A large roller in the form of a uniform cylinder is pulled by a tractor to compact earth; it has a 1.80-m diameter and weighs $10 \mathrm{kN}$. If frictional losses can be ignored, what average horsepower must the tractor provide to accelerate the cylinder from rest to a speed of $4.0 \mathrm{~m} / \mathrm{s}$ in a horizontal distance of $3.0 \mathrm{~m}$ ?
The power required is equal to the work done by the tractor divided by the time it takes. The tractor does the following work:
$$
\text { Work }=(\Delta \mathrm{KE})_{r}+(\Delta \mathrm{KE})_{t}=\frac{1}{2} I \omega_{f}^{2}+\frac{1}{2} m v_{f}^{2}
$$
We have $v_{f}=4.0 \mathrm{~m} / \mathrm{s}, \omega_{f}=v_{f} / r=4.44 \mathrm{rad} / \mathrm{s}$, and $m=10000 / 9.81=1019 \mathrm{~kg} .$ The moment of inertia of
the cylinder is
$$
I=\frac{1}{2} m r^{2}=\frac{1}{2}(1019 \mathrm{~kg})(0.90 \mathrm{~m})^{2}=413 \mathrm{~kg} \cdot \mathrm{m}^{2}
$$
Substituting these values, the work required tums out to be $12.23 \mathrm{~kJ}$.
We still need the time taken to do this work.

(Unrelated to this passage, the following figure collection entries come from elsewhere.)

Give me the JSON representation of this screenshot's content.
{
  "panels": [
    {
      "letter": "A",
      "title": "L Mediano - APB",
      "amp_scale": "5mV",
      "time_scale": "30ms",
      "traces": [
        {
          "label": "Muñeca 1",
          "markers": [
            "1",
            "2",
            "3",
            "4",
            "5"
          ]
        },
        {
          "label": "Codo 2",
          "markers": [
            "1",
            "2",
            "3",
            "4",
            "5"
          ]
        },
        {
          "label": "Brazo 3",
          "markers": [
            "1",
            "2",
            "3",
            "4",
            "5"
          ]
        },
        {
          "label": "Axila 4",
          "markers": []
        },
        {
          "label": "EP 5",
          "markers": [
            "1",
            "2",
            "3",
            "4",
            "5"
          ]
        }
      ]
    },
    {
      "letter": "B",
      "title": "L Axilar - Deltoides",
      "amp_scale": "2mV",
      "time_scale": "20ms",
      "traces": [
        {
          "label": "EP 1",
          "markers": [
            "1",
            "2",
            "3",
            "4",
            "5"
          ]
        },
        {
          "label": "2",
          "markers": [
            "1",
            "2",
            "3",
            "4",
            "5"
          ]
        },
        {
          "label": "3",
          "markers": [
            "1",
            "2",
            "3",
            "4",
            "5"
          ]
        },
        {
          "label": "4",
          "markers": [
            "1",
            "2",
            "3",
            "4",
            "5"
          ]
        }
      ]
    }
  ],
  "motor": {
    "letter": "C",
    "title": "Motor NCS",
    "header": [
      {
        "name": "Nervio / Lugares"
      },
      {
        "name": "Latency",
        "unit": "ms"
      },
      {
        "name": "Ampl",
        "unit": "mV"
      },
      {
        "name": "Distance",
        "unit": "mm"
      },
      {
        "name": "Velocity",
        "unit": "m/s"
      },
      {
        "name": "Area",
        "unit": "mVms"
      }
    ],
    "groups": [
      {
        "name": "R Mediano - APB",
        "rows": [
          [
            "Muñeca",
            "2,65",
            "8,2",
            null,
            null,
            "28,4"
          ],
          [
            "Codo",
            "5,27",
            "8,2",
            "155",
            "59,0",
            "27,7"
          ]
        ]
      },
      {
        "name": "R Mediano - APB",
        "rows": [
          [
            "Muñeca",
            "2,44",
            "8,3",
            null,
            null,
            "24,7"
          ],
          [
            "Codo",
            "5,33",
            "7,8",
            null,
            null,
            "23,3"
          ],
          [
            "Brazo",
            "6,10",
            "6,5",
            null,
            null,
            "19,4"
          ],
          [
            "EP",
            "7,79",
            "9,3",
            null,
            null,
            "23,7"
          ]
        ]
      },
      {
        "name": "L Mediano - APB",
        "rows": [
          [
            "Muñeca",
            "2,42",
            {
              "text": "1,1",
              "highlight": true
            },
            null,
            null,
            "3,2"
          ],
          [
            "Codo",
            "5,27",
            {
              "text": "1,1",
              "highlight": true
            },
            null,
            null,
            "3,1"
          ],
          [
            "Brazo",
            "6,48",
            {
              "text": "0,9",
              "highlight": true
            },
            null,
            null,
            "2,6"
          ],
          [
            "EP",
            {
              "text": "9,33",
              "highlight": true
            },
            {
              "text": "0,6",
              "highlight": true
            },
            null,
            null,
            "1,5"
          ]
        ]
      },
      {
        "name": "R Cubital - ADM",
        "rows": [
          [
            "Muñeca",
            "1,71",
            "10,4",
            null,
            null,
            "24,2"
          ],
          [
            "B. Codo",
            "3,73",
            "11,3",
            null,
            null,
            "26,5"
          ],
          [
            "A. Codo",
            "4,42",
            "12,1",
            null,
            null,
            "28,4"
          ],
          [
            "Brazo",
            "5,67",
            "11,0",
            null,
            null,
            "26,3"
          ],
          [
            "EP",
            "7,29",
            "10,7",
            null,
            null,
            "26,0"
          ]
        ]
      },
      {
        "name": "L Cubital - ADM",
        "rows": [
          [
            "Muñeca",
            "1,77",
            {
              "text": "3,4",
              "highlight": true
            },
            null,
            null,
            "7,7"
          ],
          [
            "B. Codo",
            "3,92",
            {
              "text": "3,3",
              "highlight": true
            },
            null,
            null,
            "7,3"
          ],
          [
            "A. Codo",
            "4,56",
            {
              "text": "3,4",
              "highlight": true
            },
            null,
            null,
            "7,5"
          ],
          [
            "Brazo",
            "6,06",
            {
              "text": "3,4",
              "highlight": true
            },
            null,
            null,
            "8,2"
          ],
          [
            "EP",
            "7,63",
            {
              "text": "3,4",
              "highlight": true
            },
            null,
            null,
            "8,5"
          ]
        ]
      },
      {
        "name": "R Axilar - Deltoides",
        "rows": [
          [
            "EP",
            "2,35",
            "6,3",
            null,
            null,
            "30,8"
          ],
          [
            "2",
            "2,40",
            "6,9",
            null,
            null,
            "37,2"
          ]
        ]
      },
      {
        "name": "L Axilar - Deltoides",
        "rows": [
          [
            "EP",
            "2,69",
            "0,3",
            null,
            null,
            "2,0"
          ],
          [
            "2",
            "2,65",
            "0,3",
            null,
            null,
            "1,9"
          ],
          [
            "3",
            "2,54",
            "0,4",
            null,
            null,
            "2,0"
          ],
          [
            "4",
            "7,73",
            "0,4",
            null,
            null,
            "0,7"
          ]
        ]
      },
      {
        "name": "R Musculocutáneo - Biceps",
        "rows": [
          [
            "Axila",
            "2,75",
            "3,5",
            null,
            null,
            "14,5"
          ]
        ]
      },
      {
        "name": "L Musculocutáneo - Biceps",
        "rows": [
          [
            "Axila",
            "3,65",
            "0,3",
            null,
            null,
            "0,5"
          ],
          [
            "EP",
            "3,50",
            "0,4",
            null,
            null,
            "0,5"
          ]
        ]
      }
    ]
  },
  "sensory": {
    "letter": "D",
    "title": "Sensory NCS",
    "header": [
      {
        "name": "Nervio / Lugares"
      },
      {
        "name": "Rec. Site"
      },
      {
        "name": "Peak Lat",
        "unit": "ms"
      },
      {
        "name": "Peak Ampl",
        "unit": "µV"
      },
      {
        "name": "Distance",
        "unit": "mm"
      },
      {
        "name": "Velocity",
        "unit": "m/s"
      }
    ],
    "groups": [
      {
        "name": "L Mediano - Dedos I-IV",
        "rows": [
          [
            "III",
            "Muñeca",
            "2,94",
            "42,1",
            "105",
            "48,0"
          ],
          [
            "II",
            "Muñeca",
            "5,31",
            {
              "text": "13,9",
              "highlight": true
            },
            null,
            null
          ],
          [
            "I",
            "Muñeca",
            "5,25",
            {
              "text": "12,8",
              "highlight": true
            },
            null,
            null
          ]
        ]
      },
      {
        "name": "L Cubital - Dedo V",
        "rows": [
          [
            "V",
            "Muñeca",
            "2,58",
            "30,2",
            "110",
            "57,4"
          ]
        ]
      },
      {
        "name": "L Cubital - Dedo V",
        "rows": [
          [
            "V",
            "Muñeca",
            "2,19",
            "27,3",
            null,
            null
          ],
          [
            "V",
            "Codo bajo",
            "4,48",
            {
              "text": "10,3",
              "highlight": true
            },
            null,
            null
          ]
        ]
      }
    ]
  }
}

Because the roller went $3.0 \mathrm{~m}$ with an average velocity $v_{\mathrm{av}}=\frac{1}{2}(4+0)=2.0 \mathrm{~m} / \mathrm{s}$
$$
t=\frac{s}{v_{a v}}=\frac{3.0 \mathrm{~m}}{2.0 \mathrm{~m} / \mathrm{s}}=1.5 \mathrm{~s}
$$
Then $\quad$ Power $=\frac{\text { Work }}{\text { Time }}=\frac{12230 \mathrm{~J}}{1.5 \mathrm{~s}}=(8150 \mathrm{~W})\left(\frac{1 \mathrm{hp}}{746 \mathrm{~W}}\right)=11 \mathrm{hp}$